Other titles by Victoria Holt included Kirkland Revels (1962) with ghosts, mysterious abbey, and innocent heroine in jeopardy and Menfreya in the Morning (1966), reminiscent of du Maurier’s Rebecca. All of the traditional gothic elements were included, but the books still possessed a story-telling power that made Holt’s work superior to the multitude who attempted to imitate her.
Hibbert also wrote as Philippa Carr. These were family sagas rather than romances. The Daughters of England series began with The Miracle at St. Bruno’s (1972), a sixteenth-century saga that featured Henry VIII, Anne Boleyn, and Sir Thomas More and ended with We’ll Meet Again (1993), set against the backdrop of the end of World War II.
Hibbert’s pace of writing was phenomenal. She wrote for five hours a day, seven days a week, usually completing five thousand words by lunchtime. Her afternoons were devoted to answering the letters she received from fans. She even took her typewriter with her on her annual winter cruises so that she could continue working.

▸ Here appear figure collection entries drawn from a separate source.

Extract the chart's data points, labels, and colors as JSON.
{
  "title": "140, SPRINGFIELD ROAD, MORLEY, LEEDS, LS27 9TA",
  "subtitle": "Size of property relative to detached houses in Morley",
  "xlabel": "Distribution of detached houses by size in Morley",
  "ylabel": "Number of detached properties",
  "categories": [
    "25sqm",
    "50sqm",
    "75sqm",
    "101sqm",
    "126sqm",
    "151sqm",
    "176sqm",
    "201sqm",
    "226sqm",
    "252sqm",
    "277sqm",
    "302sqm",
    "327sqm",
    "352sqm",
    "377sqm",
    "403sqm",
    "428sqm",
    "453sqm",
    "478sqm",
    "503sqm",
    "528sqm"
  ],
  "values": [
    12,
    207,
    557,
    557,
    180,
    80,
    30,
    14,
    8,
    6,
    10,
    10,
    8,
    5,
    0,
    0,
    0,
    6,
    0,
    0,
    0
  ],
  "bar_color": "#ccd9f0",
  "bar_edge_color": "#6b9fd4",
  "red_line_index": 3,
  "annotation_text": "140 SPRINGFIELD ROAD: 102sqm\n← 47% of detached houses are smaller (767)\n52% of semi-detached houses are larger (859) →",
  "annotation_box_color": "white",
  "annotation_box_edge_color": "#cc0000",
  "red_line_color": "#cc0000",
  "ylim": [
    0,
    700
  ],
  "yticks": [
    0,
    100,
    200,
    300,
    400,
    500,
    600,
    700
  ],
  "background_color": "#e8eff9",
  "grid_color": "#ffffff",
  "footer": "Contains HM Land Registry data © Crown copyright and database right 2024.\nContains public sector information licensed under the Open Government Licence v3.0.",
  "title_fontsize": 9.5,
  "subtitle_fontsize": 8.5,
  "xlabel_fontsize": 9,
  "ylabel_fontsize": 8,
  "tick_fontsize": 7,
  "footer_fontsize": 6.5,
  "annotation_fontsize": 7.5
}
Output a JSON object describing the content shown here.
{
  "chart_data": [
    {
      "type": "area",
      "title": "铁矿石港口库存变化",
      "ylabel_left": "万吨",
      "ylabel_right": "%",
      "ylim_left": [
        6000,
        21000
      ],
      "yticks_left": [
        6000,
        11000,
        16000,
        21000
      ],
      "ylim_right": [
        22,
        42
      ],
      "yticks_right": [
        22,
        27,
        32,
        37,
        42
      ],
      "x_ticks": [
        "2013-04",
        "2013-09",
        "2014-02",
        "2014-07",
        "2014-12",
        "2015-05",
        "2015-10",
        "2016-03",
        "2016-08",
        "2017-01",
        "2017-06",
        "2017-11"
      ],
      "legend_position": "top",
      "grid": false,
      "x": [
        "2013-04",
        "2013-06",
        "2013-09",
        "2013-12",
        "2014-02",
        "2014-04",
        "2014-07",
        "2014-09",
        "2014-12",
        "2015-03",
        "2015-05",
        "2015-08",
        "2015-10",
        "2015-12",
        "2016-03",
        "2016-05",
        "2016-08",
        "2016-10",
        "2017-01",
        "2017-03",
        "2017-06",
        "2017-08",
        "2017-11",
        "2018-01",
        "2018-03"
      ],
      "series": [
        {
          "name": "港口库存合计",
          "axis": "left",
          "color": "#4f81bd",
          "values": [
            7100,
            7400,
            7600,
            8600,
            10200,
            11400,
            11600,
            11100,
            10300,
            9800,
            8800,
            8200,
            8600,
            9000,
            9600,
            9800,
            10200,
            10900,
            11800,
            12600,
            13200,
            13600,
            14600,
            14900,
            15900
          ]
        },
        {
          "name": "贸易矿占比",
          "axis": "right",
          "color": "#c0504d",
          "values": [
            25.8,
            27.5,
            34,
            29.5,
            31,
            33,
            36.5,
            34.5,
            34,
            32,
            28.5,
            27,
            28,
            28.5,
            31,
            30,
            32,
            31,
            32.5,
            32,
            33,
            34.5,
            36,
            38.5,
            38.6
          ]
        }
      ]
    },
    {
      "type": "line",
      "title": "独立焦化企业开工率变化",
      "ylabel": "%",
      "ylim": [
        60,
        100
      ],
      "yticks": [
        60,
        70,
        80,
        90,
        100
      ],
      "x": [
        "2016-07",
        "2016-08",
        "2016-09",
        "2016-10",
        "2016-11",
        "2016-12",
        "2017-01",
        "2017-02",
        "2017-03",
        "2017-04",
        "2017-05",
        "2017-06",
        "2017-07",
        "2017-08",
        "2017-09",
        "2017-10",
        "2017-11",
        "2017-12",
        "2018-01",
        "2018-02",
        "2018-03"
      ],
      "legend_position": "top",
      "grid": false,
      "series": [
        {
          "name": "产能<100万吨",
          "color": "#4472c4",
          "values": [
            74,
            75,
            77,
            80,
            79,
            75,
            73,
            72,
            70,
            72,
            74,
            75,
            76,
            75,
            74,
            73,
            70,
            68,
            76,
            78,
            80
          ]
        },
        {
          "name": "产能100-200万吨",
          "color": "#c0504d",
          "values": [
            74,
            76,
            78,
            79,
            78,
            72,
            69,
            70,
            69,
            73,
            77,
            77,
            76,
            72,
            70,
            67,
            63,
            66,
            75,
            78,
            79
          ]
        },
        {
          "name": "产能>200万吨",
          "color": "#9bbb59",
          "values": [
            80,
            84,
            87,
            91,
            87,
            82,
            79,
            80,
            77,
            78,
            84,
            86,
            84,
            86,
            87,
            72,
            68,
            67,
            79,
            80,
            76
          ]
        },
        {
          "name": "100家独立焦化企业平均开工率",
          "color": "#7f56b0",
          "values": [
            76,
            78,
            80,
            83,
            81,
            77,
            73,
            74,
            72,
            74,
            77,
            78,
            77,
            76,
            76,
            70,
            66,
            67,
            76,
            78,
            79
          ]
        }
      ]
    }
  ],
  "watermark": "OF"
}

She died at the age of 87 on board a cruise ship, the Sea Princess, between Athens and Port Said, Egypt. She had sold more than 100 million copies of her two hundred books written over a career that spanned more than half a century. She wrote Gothic romance, historical fiction, mystery, children’s books, and non-fiction. Her advice to writers is as sound today as it was when she gave it decades ago. ‘Never regret. If it’s good, it’s wonderful. If it’s bad, it’s experience’.